噢?它听见什么?瓦连京娜赶走心里的怀疑,站起身,见到趔趄的两个人,高个儿的是男人,矮个的像女孩。她留下狗看家,快步跑过来,见到徐家父女。一个男人带着女孩跑到异国他乡,揣测多半是逃难的。近年时有逃难的中国人到俄罗斯境内。逃难者多无家可归,对寡妇来说无疑是好事。

疲劳以外徐大肚子没什么病,身体很强壮,特别是面对皮肤白皙的肥硕女人,胃肠饥饿问题已被黑面包加牛奶及黄瓜解决,生理的饥饿感渐渐强烈起来。

木刻楞里睡着还是女孩的徐秀云,夜晚瓦连京娜什么也没说走出去,暗示都节约了,朝谷仓走去还没到谷仓,随后跟上去的徐大肚子从后面抱住她,两个人都急火。洋面包好吃,他咬第一口激动得大脑缺氧,什么都控制不好也控制不了,结果雌性动物不很满意,问:“你还行不行?”

“行,咋不行。”

“嗯嗬!”

徐大肚子在以后岁月里不断地猜想白俄罗斯女人发出的嗯嗬什么意思,可谓百思不得其解。

“这回你别保留。”女人恳求道。

他没理解保留什么意思,问:“啥意思?”

“你不要留力气……”瓦连京娜毕竟说不全中国话,男女床上事情表述不清楚。

赌徒聪明,他从她的表情看出没解渴(满足),力气不够。至此他努力,俄罗斯的土地上他不清楚什么能使自己挺拔、昂扬,最后瞄上她家的烈性酒,灌了几两果真见女人锁了几天的眉头松开,她说:“我真想你喝酒。”

“唔?”

瓦连京娜没说他喝酒后功能加强他也明白了,饮酒后的表现比较突出。他一直喝酒到三个月后,徐大肚子思念家乡了,具体想谁他说不出来,大致有个范围,整日牌桌鏖战的几位对手,连赢去自己老婆的赌徒都想念了,贴切说手痒得不行。他说:“瓦连京娜,我要带闺女回去了。”

“那我呢?”

“我不敢过分要求。”

“你说。”

“跟我们一起走!”

出乎意料是瓦连京娜痛快地答应跟徐家父女一走,她说:“我跟你们走!”

“那它怎么办?”徐大肚子问到那只狗。

“它留下。”瓦连京娜说,“哪一天我们回来……”

徐大肚子也觉得八成有那么一天他们一起回来,他问:“它饿了怎么办?总不能留几年的狗食吧?”

“它自己会捕食。”

“两头奶牛?”

“遍地野草,松开它们,会跟狗在一起。”

最后的安排是,狗看家,以狗的方式照顾老牛。至于它们将经历什么只有到后来才知道,带上干粮和水,三人上路。

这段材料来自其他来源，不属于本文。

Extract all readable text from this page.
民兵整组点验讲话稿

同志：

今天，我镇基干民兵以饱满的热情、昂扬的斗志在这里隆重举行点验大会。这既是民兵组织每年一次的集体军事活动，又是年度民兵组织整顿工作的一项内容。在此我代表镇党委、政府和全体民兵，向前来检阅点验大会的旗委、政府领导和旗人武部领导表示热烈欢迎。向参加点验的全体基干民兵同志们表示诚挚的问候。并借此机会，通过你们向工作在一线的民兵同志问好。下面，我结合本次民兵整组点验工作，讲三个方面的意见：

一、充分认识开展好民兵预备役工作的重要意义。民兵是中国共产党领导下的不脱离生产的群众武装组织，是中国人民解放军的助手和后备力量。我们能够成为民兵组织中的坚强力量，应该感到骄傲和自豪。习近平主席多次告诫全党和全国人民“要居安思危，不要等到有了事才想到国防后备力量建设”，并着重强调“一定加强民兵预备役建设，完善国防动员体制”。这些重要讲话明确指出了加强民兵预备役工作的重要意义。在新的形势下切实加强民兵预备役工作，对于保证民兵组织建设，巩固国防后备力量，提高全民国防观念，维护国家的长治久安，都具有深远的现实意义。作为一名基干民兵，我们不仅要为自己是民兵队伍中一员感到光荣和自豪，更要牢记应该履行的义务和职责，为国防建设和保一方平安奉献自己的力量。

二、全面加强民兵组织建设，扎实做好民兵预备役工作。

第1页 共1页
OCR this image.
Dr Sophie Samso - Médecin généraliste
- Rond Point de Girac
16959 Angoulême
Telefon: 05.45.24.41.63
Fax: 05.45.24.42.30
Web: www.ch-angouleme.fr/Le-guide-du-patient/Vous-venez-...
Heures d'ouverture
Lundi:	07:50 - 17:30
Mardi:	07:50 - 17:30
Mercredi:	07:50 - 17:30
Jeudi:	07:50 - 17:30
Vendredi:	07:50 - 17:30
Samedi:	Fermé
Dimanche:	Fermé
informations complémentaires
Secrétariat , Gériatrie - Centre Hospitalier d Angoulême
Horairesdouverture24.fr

穿越大兴安岭时迷路,三天没走出林子,耗尽食物和水,究竟什么时候才能走出林子无法说。

瓦连京娜顺利找到一种可食的野果,摘了满满一兜子,然后找水,凭山里生活经验——在土匪巢里丈夫鲍里斯教过她如何找到水源,比如跟着鸟走,小动物踩出的小道,有可能通向山泉、小溪——努力下去,果然见到林间一条小道,肯定不是人踩出来的,全然不觉地踏上致命的狼道。十几只饿狼包围了她……狼吃人的场面过于残忍、血腥不便描述,跳过这个恐怖细节。两天后,他们找到她,只剩下一堆人的白骨,遗骨旁有一只破碎的布兜子,还有一些新鲜浆果在里边……

草原上的那只蝴蝶飞落插在花篓上的那束马莲花间,翅膀慢慢扇动着,用人类不懂的昆虫语言歌唱。

“后来我爹用她的大腿骨头磨制一副骰子……我哪里知道骰子对于他来说……”她说有着不同寻常的意义,竟然让自己当弹子射丢一只骰子。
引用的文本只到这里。